Le Palais de Justice d'Abidjan s'est transformé en Far West, mardi, 8 août : "Dix (personnes) détenues et dix déférées" se sont évadées "aux environs de 11 heures" (Heure GMT) du matin, a déclaré le procureur, Richard Christophe Adou, dans un communiqué.

"Des détenus, extraits de la Maison d'arrêt et de correction d'Abidjan" (MACA), qui étaient déferrés au Palais de justice, "ont agressé des agents de police (...) occasionnant ainsi l'évasion de 20 personnes", précise le communiqué.

"Il s'agit bel et bien d'une évasion et non d'une attaque", ajoute le procureur.

Mais selon une source judiciaire, l'évasion a, en réalité, été organisée par un commando d'hommes armés, qui s'est introduit dans le Palais de justice. Sans rencontrer une quelconque résistance d'aucun corps habillé affecté à la surveillance des lieux. Les nouveaux ministres de la Défense et de l'Intérieur et la Sécurité, récemment, nommés, il y a quelques jours, en prennent pour leur grade. Après des déclarations à la va-t-en guerre de ces derniers jours, pour afficher leur fermeté et la prise en main de l'armée et de la police, ils sont confrontés à la réalité du terrain, qui demande plus de modestie. La situation est plus que précaire. Pour tenter de sauver la face, tout le dispositif (du haut en bas) chargé de sécuriser le Palais de Justice a été relevé de ses fonctions. D'un trait.

La question de la sécurité est brûlante en Côte d'Ivoire depuis le début de l'année, après des mutineries dans l'armée et une série d'attaques contre des postes de police et de gendarmerie.

Dimanche, 6 août, cinq prisonniers s'étaient évadés de la prison de Gagnoa (Centre de la Côte d'Ivoire).
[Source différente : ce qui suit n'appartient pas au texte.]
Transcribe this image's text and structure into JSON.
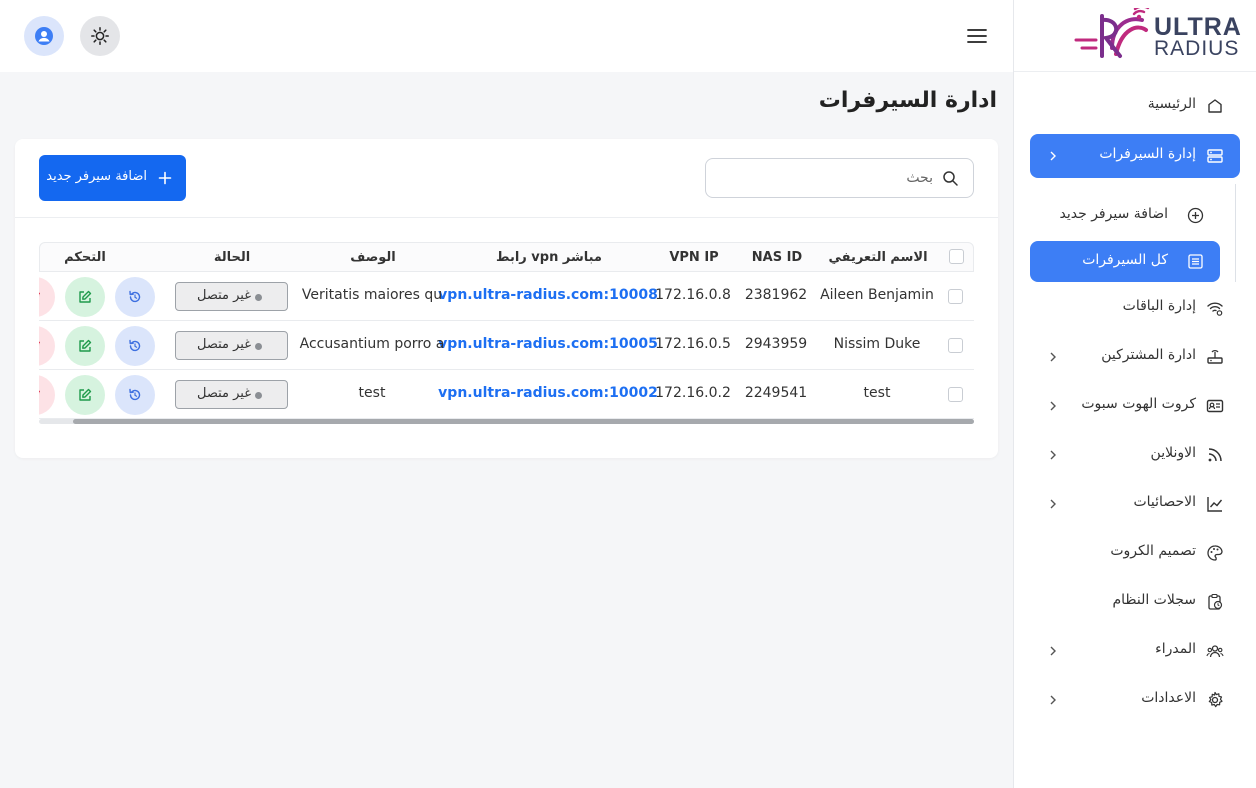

Quatre gardes pénitentiaires et un civil ont été arrêtés, soupçonnés de complicité, selon le maire de la ville, Bamba Medji.

Le chef d'état major des armées et le commandant supérieur de la gendarmerie, ont eu du président de la République, chef suprême des armées, le droit de vie et de mort sur les soldats. Gare à qui commettrait la moindre faute, semble-t-il désormais. Avant, il fallait une durée de trois mois pour aboutir à une quelconque sanction d'un soldat. Dorénavant, elle pourra être immédiate. Comme pour les policiers du Palais de Justice. L'objectif est d'imposer la discipline et l'autorité au sein des Forces armées nationales de Côte d'Ivoire.

Ces mesures accueillies avec beaucoup de scepticisme dans certains milieux ivoiriens, y compris dans les casernes, s'avéreront-elles efficaces alors que les promesses faites à ses troupes par le président, Alassane Ouattara (notre photo), pendant sa rébellion armée, ne sont, toujours, pas tenues, plusieurs années après ? On se demande même si elles le seront un jour.